I would like to perform a Fixed effect logit estimation in R. Can someone point out a package that can do the job?
Note: For the time being I'm not really interested in the random effect.
Update;
Essentially I wonder if there is the plm package for a binary response model.
Here is some documentation for the plm package:
http://cran.r-project.org/web/packages/plm/index.html
http://dss.princeton.edu/training/Panel101.pdf
If you mean logistic regression, for example, along the lines of
$Y_i\sim\text{Bernoulli}(1,p_i)\,$, with
$\text{logit}(p_i) = X\beta\,$,
(equivalently, $P[Y_i=1] = \frac{\exp(X\beta)}{1+\exp(X\beta)},$)
then use glm. For example:
glm(y~x1+x2,family=binomial)
There are examples in the help at ?glm.predict, ?infert and ?esoph.
If you mean fitting a logistic curve via least squares, like
$E(Y) = \alpha \cdot(\frac{\exp(\beta_0+\beta_1 x)}{1+\exp(\beta_0+\beta_1 x)})$
then use nls. There's an example of fitting a logistic function in the help at ?nls.
Both are part of the standard R installation.
If you mean something else, you need to clarify what you want.
I see from this answer that apparently economists use 'fixed effect model' to refer to a conditional logit model, even though it's far from the only fixed effect model involving a logit. Who would have thought.
As ndoogan mentions in one of the other answers, there's a conditional logistic regression model (clogit) in the survival package.
I'm almost certain that you mean conditional logistic regression. This will estimate the within-group relationship between your independent variables and your binary dependent variable. It's similar to adding a dummy for each individual (as in fixed effects). In which case, use the clogit() function in the survival package that is included with R.
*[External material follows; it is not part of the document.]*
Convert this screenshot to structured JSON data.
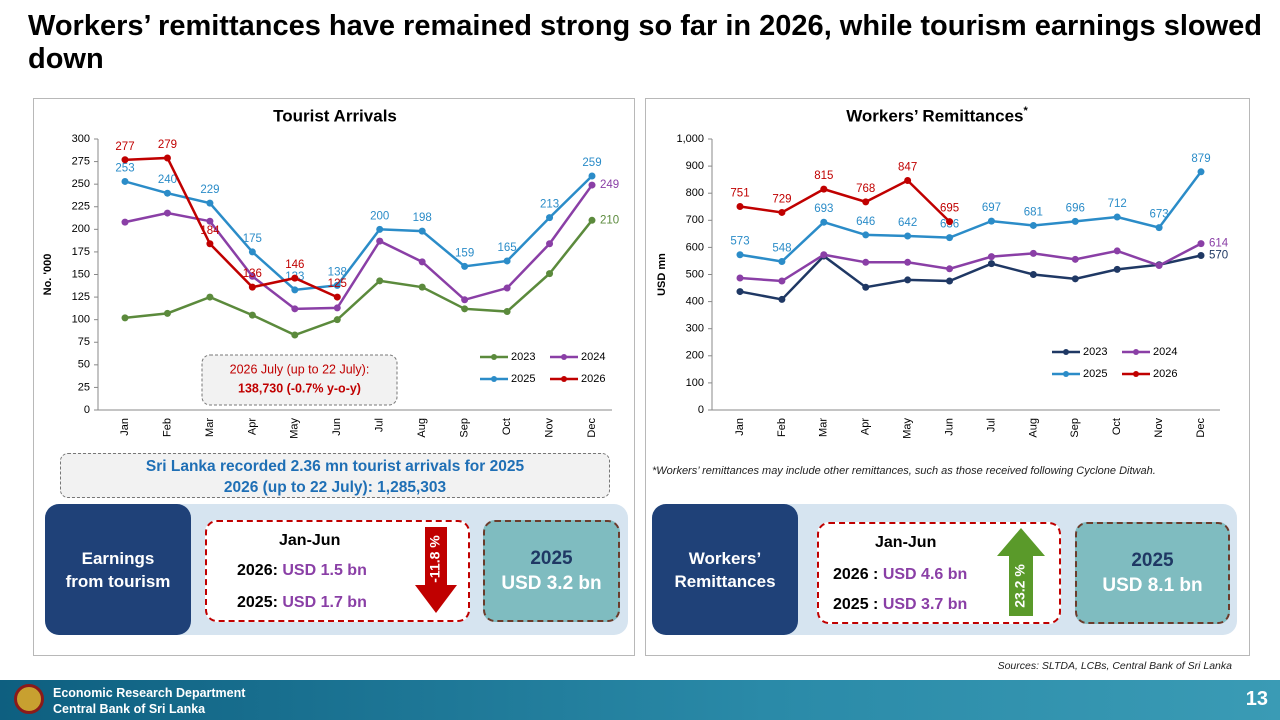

There is a new R Package called "bife" that performs Fixed Effects binary logit Models.
https://cran.r-project.org/web/packages/bife/vignettes/howto.html
Standard fixed effects assumptions break down in nonlinear models (like logit).
When you can assume gaussian disturbance, you can model: $$ y_{it} = X_{it}\beta + u_{it}\\ y_{it} = X_{it}\beta + \alpha_i + \epsilon_{it}\\ y_{it} - \bar{y}_i = (X_{it}-\bar{X}_i) \beta + \alpha_i - \bar\alpha_i + \epsilon_{it} -\bar\epsilon_i\\ y_{it}^{dm} = X_{it}^{dm} \beta + \epsilon_{it}^{dm} $$ where $dm$ is the deviation from the mean. This is the within transformation. You get rid of all of your time-invariant heterogeneity, and if you can make an argument that $E[\epsilon_{it}|X,\alpha]=0$, then $\beta$ gets a causal interpretation.
Try this math with a logit link functions and you'll see that it all breaks down. Other approaches exist -- one of the other answerers suggested conditional logit.